We managed to get home – hopefully tuberculosis-free - in time for homework time, and you can imagine how my day went from there.

So here we are on Wednesday, and I was all set to get the kids off to school and bang this column out. Then, when Son Number Three woke up this morning, he came out of the bathroom and informed me that his heart hurt. When I asked him to point to it, I deduced that his stomach was really the offending internal organ, and he confirmed that for me about a half-hour later when he threw up his breakfast.

He was kind enough to throw up as he was passing through the door into the garage, so the majority of his bagel ended up halfway out of the house. As a result, the cleanup was the industrial tile and concrete hose-down type that I prefer to the more delicate indoor variety. I am happy to report that our garage doorway threshold has never been cleaner.

So, here I am, after a morning of janitorial service, writing this column in between trips to the bathroom, and laundry loads. Like I told you, there is nothing funny about your wife leaving you. I completely forgot what I was even planning to write about on Monday, so this is what you get today.

This week has been a little off to say the least, but today is really highlighting for me why the Mr. Mom job is not more widely adopted across this great country. Women are just better at this kind of thing. I truly believe that moms come with a naturally larger tolerance for listening to whining than men have. This is probably a result of years of listening to men whine about how loud the baby is whining. When the kids get older, that increased tolerance helps women deal with homework time way better than men can.

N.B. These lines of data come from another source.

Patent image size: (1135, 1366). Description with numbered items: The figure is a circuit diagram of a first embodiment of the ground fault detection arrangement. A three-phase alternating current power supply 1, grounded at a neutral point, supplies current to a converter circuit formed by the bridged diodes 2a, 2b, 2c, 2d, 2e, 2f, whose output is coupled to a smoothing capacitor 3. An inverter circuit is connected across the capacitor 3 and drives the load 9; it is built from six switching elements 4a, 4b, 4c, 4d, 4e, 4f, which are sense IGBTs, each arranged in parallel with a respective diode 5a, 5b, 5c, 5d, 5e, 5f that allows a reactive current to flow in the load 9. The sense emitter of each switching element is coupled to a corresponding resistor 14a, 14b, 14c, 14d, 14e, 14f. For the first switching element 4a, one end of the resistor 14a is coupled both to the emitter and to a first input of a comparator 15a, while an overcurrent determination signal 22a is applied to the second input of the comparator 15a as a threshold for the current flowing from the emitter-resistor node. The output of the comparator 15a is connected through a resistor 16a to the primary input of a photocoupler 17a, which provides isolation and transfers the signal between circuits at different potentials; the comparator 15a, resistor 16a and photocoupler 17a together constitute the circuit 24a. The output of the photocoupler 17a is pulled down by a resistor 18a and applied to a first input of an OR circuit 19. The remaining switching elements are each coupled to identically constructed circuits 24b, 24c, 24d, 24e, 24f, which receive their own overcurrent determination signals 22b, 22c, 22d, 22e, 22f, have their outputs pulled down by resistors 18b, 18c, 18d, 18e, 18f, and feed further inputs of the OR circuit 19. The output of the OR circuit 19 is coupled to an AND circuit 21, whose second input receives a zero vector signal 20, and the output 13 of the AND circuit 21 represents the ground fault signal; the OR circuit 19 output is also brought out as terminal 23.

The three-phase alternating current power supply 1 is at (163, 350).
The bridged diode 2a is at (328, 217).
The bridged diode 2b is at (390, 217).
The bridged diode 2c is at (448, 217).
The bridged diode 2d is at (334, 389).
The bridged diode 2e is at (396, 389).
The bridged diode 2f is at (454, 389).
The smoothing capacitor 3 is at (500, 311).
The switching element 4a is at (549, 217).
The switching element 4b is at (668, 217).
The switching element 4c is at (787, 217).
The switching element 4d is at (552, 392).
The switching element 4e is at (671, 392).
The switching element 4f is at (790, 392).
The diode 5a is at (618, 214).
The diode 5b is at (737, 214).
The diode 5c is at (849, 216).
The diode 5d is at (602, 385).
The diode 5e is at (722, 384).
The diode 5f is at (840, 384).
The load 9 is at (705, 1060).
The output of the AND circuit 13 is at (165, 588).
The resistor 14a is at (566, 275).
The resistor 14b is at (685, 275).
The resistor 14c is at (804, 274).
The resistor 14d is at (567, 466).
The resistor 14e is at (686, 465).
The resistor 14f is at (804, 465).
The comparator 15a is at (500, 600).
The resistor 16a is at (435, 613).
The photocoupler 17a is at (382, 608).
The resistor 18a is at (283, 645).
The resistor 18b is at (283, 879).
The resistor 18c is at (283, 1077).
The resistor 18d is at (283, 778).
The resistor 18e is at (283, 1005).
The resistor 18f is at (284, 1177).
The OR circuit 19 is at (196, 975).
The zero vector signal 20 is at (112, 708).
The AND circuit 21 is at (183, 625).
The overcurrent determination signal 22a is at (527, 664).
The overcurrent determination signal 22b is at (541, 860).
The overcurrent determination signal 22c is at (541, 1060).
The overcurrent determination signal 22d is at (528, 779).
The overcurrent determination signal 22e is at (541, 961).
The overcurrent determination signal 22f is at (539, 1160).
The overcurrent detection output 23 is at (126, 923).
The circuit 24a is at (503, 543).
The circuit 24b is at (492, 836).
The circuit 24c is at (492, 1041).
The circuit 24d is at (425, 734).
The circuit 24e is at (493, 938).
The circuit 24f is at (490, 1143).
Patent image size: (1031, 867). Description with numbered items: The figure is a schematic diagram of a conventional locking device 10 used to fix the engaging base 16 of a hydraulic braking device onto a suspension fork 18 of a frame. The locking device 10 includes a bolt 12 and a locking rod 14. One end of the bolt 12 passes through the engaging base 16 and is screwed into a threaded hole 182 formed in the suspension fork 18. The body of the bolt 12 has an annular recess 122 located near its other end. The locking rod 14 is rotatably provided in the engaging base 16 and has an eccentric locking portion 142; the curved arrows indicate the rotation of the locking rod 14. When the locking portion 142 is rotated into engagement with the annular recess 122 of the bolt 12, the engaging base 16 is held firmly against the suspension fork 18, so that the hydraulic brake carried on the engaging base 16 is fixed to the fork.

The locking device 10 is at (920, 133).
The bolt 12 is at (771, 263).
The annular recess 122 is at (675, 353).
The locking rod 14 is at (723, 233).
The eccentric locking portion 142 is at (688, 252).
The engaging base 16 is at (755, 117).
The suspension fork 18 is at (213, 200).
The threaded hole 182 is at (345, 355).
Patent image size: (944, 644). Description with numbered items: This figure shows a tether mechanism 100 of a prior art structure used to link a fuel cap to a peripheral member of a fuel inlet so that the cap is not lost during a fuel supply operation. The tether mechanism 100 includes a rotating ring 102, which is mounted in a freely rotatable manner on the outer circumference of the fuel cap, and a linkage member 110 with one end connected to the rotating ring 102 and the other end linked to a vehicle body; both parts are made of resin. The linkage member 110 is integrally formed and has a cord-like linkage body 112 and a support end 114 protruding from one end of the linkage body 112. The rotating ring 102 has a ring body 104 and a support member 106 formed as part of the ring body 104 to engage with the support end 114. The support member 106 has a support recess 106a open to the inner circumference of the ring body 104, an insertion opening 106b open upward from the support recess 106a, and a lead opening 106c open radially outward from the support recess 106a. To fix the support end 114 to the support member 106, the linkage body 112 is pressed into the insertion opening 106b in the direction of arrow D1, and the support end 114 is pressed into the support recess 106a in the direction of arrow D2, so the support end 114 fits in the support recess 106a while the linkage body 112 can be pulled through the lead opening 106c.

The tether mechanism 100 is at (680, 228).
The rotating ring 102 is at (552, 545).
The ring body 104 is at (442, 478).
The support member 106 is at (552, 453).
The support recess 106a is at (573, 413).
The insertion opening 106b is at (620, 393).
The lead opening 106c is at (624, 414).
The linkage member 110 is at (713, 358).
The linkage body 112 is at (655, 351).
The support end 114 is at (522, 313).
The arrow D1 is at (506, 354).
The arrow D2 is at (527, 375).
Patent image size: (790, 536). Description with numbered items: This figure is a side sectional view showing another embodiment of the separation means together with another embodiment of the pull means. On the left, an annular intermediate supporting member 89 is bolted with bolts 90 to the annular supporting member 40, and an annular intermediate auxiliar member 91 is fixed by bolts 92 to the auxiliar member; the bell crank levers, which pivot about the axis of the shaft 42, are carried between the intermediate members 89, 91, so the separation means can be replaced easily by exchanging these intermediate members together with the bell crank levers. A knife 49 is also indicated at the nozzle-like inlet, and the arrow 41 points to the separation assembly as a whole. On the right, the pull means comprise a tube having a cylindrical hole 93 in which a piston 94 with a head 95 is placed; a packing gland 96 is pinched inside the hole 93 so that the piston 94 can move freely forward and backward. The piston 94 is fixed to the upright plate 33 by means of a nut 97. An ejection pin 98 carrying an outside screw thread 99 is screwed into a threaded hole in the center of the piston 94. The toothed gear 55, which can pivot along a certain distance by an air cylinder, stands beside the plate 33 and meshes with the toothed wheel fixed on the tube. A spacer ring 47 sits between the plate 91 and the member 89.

Illness is another good example. It would never occur to me to get down on the bathroom floor and hug someone when they’re throwing up, but that’s exactly what a sick five-year-old kid wants. My first instinct is to get as far away from them as possible. Moms just naturally hug them. Go figure.

Now if you’ll excuse me, I have to go burn our garage welcome mat, and pray for my wife’s safe and willing return.